Après le quinoa, les grains d'avoine ou de chia, la friké (blé vert rôti) est-elle sur le point de devenir la nouvelle coqueluche de l'alimentation saine ? C'est en tout cas le pari d'une centaine d'agriculteurs libanais qui bénéficient depuis 2015 d'une aide de l'Agence des États-Unis pour le développement international (USaid) dans le cadre du programme quinquennal Lebanon Industry Value Chain Development (LIVCD). Lancée en 2012 et dotée d'un budget de 46,2 millions de dollars, l'initiative qui devait prendre fin en septembre dernier a finalement été prolongée jusqu'à janvier 2019. Elle vise à promouvoir la production de la friké, mais aussi des olives, des raisins, des avocats ou encore du miel comme sources alternatives de débouchés pour certains producteurs locaux.
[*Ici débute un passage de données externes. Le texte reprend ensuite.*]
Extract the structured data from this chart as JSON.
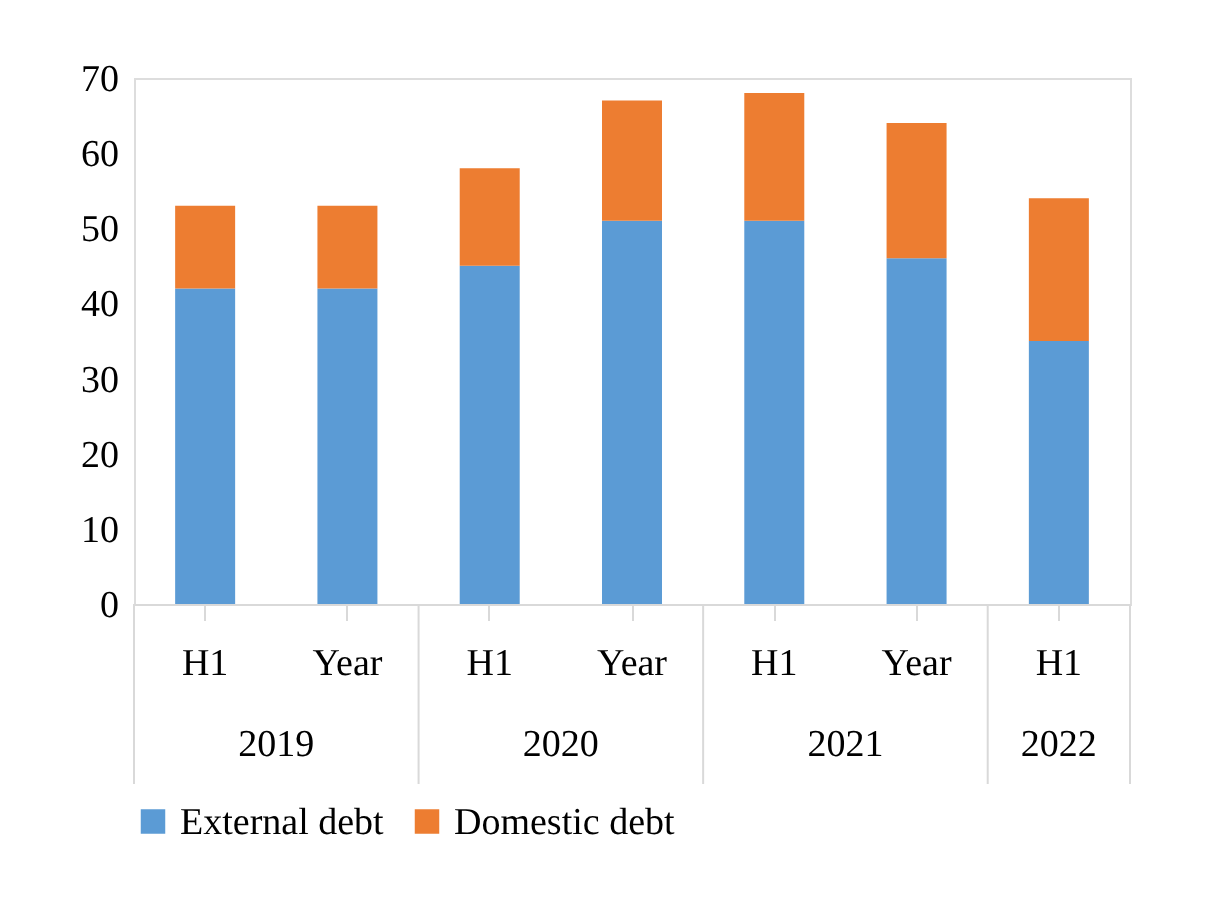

Deux ans après son lancement, le volet du LIVCD consacré à la friké concerne aujourd'hui « 10 coopératives avec une production annuelle qui est passée de 757 kilogrammes en 2015 à plus de 20 tonnes cette année », s'est réjoui hier William Butterfield, le directeur chargé de la croissance économique chez USaid, lors d'une conférence consacrée au projet. « Alors que les ventes de friké ne dépassaient pas les 4 000 dollars en 2015, elles atteignent désormais 80 200 dollars », a ajouté, pour sa part, le coordinateur du projet, Charbel Daher. Un franc succès, d'autant plus que la friké est très rentable du fait du processus de production conçu par l'équipe du LIVCD. Cette dernière a en effet « créé, en partenariat avec International Instruments, un équipement spécial pour la torréfaction de la friké qui a permis aux agriculteurs d'adopter un processus de production rapide et conforme aux normes sanitaires internationales, qui leur ouvrira la voie à l'export », a expliqué M. Butterfield. Résultat, « le coût moyen de production est de 1,4 dollar pour un kilo, qui se vend à 4 dollars sur le marché », a indiqué M. Daher. Ce secteur prometteur qui emploie déjà 171 personnes, dont 72 femmes, séduit de plus en plus. Freekey, une start-up lancée par Maria Achkar et bénéficiant d'une donation du UK-Lebanon Tech Hub est d'ailleurs sur le point de se lancer dans la commercialisation de barres énergétiques à base de friké.